Think about the last time you tried to get a refund at a store, get an extension on a deadline, or even asked a child why he didn’t complete his chores? It’s unlikely that the response was something you wanted to hear. As such, we go into such discussions defensively as if we know conflict is likely to occur. Just as a boxer puts his hands up in preparation for the fight before the round begins, people who go into a potentially confrontational conversation approach the interaction ready for a fight.
How do you think you’d feel if the first thing you heard come out of the other person’s mouth were these two words:
“You’re Right”
They even look good in writing, so think about how great they are to hear!
“You’re right, you should get a full refund.”
“You’re right, the deadline I gave you didn’t really give you enough time to complete the project. When do you think you can get it done?”
“You’re right mom (or dad), I didn’t complete my chores. I’ll go get them done now.”
No two words are better at diffusing a conflict or potential conflict.
No two words are more validating.
No two words show a willingness to listen.
No two words show more understanding.
This week, if you find yourself feeling defensive when being confronted with a conflict, an unreasonable request, or a complaint, take a deep breath and challenge yourself to find ONE thing in that conflict, request, or complaint that you can agree with or affirm.
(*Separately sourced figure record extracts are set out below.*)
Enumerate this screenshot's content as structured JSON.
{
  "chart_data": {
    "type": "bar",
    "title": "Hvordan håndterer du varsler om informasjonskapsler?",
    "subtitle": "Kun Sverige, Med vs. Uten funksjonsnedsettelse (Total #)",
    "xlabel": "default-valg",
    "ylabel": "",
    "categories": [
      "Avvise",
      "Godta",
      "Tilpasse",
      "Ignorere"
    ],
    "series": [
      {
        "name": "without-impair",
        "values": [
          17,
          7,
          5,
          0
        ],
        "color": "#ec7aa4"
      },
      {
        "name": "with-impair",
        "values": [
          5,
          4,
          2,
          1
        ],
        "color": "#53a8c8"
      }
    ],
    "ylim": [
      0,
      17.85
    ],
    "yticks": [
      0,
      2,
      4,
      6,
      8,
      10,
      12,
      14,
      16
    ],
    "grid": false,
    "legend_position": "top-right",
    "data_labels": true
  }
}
Then begin your response with that affirmation or agreement.
You’re right, it can be difficult to find something to agree with when you’re faced with a negative situation. So here’s a tip for finding just one thing. There’s almost always a FACT or a PERCEPTION that a person will state that you can say, “you’re right” to. For example, an employee complains about a task being too difficult for him to complete on time. Instead of saying, “No it’s not, you can do it David,” you can say, “You’re right David, X is difficult and it’s time consuming. This is the reason I gave the project to you. I know you have the skills to do it. How can I support you?”
Give it a try and I think you’ll be amazed how differently these types of conversations turn out when you use the two most powerful words that can ever come out of your mouth.